I still call myself an "evangelical" (to the chagrin of my wife and many in my own family), but the white evangelicals who have become White Christian Nationalists can no longer honestly call themselves that. This is not just another political debate, but an urgent theological one, which many of us are ready to have. It is time to be driven by our theology again, and not by conservative right-wing Republican politics, or by white identity politics, or any other kind of politics--left or right. As I always advise my students, “Don’t go right. Don’t go left. Go deeper.”
It's time to have our faith shape our politics and not the other way around.

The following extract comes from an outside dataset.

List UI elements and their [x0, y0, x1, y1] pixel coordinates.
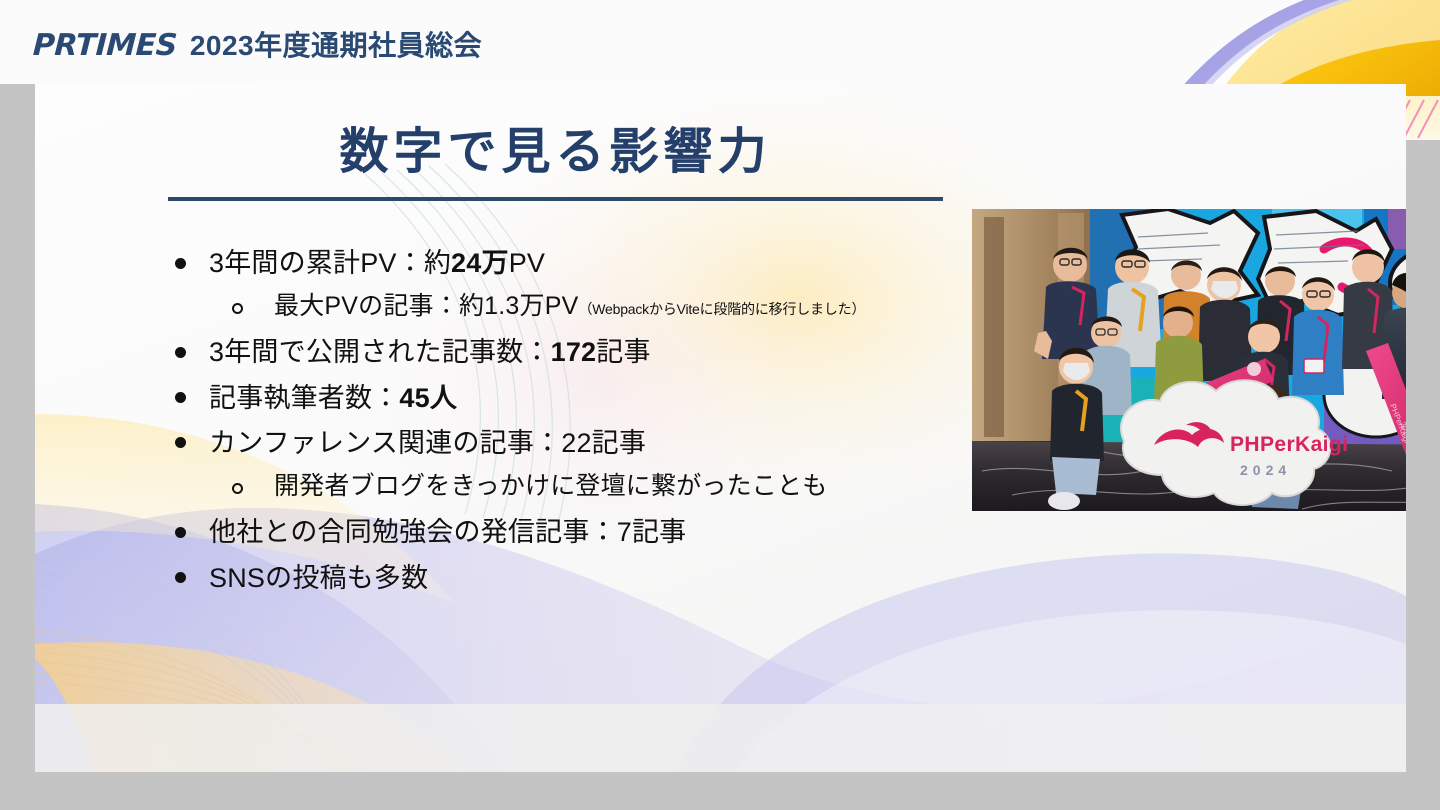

Hey Jim, you are a braver man than I am. I deleted the tag "evangelical" many years ago when I became a member of the Episcopal denomination. Very important also was my research that showed that the concept of "inerrancy" was not only a wrong understanding of a biblical perspective on the Scripture and revelation but it was also historically unknown. Finally there are some basic theological concepts about being evangelical which were also inaccurate. So I have to move out of "evangelicalism" and into an ecumenical understanding of Christian faith. Rolling, Roy M Carlisle
Jim, your stance and spot on description of your Christian theology mirrors my own. I have never referred to myself as evangelical, but simply Christian. And, as you so correctly point out, our Christian teaching means we embrace people of every race and nationality and fight to uphold Jesus' vision for all people reconciled in him. Thank you for this short but very profound piece.